Fruto de ese acuerdo es una escritura fechada el 7 de agosto de 1781 en Cenicero por la que el maestro cantero Bernardino Ruiz de Azcárraga, llegaba a un acuerdo con los maestros albañiles José Olavarrieta, vecino de Cenicero, y Lorenzo Izquierdo, vecino de Navarrete y residente asimismo en Cenicero, por la que estos últimos se obligaban a “executar toda la albañilería, empedrados y ornos de la casa de don Clementte de Cantabrana”. Eso sí, a condición de ponerles a pie de obra el material necesario, bien fueran los ladrillos para acometer las compartimentaciones interiores y el yeso, ya que lo que estaba completamente terminado por entonces era la estructura de cantería. Ambos albañiles se responsabilizaban de comenzar los trabajos el día 17 del mes en curso sin posibilidad de interrumpirlos por ninguna circunstancia y a concluirlos para San Juan de Navidad de ese mismo año a falta de los lucidos finales, que se harían en junio de 1782 aprovechando el buen tiempo [7]. En este sentido, y de acuerdo con la declaración de maestros del oficio, el importe de las obras que aún faltaban por hacer ascendía a 29.040 reales, razón por la que se libraba exhorto dirigido a la justicia de Cenicero y el 23 de julio de 1781 se procedía a sustanciar la petición, dándose por concluida tres días después. Este nuevo planteamiento sería suficiente para atemperar de momento los exaltados ánimos de don Clemente Cantabrana Ángel, si bien un nuevo incumplimiento de los plazos de entrega por parte de Bernardino Ruiz de Azcárraga y ante la demanda interpuesta por aquél sería determinante para que su hijo Bernardino Ruiz de Azcárraga y Osa tomara las riendas de la situación y el 26 de febrero de 1782 volviera a salir de fiador y avalista en Cenicero afrontando personalmente con cargo a sus propios bienes cualquier problema económico que pudiera derivarse de dicho incumplimiento [8].

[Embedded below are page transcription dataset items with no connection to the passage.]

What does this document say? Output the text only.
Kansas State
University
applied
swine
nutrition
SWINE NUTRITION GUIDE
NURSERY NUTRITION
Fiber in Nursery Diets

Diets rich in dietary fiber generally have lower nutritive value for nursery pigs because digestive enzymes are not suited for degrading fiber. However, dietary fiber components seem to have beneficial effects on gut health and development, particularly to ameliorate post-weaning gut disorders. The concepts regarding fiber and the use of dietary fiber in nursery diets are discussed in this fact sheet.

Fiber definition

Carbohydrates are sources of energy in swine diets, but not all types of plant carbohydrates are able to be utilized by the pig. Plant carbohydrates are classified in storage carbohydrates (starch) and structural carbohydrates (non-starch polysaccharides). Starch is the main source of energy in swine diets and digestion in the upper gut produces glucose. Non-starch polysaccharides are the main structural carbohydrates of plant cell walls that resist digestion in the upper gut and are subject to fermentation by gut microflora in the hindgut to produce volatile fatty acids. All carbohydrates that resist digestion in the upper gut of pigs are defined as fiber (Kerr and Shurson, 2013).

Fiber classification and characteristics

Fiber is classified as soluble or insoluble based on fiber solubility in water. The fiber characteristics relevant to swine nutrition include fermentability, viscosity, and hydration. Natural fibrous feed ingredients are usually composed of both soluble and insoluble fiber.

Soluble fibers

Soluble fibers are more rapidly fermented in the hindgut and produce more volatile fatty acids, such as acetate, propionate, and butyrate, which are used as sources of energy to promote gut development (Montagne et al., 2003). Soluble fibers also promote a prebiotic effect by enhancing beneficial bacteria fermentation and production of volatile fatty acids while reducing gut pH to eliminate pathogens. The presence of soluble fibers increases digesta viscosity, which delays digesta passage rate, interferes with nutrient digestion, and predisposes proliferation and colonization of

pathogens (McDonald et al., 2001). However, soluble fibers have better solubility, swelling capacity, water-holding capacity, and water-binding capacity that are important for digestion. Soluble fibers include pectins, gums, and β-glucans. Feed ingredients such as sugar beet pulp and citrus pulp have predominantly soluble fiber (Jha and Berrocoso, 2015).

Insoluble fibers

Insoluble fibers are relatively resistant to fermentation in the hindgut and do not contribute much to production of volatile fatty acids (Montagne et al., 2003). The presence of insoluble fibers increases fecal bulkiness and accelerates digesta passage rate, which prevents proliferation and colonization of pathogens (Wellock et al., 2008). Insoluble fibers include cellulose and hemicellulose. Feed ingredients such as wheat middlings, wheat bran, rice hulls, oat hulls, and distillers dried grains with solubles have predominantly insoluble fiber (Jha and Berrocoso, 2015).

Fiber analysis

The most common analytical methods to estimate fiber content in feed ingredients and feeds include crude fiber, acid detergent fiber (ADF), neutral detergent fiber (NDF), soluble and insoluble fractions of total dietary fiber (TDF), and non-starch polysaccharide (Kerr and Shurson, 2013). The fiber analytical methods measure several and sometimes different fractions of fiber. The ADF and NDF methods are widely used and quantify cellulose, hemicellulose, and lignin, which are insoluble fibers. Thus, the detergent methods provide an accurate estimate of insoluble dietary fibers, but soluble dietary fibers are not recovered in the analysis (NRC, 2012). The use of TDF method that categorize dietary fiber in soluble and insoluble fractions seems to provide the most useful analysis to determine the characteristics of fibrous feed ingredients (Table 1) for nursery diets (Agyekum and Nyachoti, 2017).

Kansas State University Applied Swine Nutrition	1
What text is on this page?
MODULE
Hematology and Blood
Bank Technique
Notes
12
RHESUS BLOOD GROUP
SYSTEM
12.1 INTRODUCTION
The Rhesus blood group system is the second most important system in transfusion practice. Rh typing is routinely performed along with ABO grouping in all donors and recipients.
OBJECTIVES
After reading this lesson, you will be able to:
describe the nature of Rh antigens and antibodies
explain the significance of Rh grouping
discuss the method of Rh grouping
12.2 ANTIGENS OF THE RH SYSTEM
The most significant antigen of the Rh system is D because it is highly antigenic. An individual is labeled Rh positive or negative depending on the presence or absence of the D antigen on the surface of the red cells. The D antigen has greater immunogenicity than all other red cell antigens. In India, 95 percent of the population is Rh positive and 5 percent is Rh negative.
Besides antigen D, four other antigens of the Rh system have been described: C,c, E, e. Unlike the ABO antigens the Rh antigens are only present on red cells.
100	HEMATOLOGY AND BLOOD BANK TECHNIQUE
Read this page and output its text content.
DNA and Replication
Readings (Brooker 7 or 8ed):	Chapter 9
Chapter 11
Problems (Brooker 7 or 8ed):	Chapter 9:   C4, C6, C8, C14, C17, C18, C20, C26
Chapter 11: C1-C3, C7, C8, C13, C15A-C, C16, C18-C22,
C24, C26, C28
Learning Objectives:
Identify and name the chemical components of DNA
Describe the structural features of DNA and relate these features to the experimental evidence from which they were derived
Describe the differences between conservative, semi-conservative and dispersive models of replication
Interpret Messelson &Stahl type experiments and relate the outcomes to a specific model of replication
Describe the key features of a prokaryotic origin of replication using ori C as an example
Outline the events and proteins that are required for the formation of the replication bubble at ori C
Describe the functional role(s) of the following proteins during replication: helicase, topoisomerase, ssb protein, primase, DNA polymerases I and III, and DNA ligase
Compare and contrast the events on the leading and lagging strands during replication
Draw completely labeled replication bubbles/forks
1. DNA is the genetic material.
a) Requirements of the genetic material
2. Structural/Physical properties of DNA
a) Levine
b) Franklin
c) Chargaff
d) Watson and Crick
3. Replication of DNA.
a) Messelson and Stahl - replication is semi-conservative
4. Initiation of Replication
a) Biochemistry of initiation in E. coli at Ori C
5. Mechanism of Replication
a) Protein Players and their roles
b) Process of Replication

Justo al día siguiente Bernardino Ruiz de Azcárraga daba poder a su hijo del mismo nombre en Cenicero para comparecer ante los tribunales de Ezcaray y afrontar la causa que había promovido contra él don Clemente Cantabrana y Ángel “sobre imputtarle a el ottogantte no haver cumplido con la obligazión que tenía contraída en razón de la conclusión de vna casa” y solicitar el amparo correspondiente [9]. El asunto era tan grave que la única salida que quedaba a Bernardino Ruiz de Azcárraga a partir de esos instantes era apelar a su condición de hidalgo originario de Vizcaya con la única intención de declarar nula por defectos de forma cualquier resolución en su contra. Por esa razón el 8 de mayo de 1782 hacía constar en Cenicero “el privilegio que asistte al otorgantte para no poder ser demandado civil ni criminalmentte que no sea antte señor Juez maior de Vizcaya que reside en la Rreal Chanzillería de Valladolid en virtud y a consequenzia de lo prevenido y mandado en la rreal provisión declinatoria que se expidió en su favor como vizcaino originario en quinze de marzo de el año pasado de mil settezientos y cinquentta y nuebe no ha querido de ningún modo la referida Justicia inivirse del conocimiento de la precittada causa, por lo que se ha echo acrehedora a que se le impongan las graves multas y apercivimientos que conforme a leyes rreales y fueros de vizcainía corresponda”.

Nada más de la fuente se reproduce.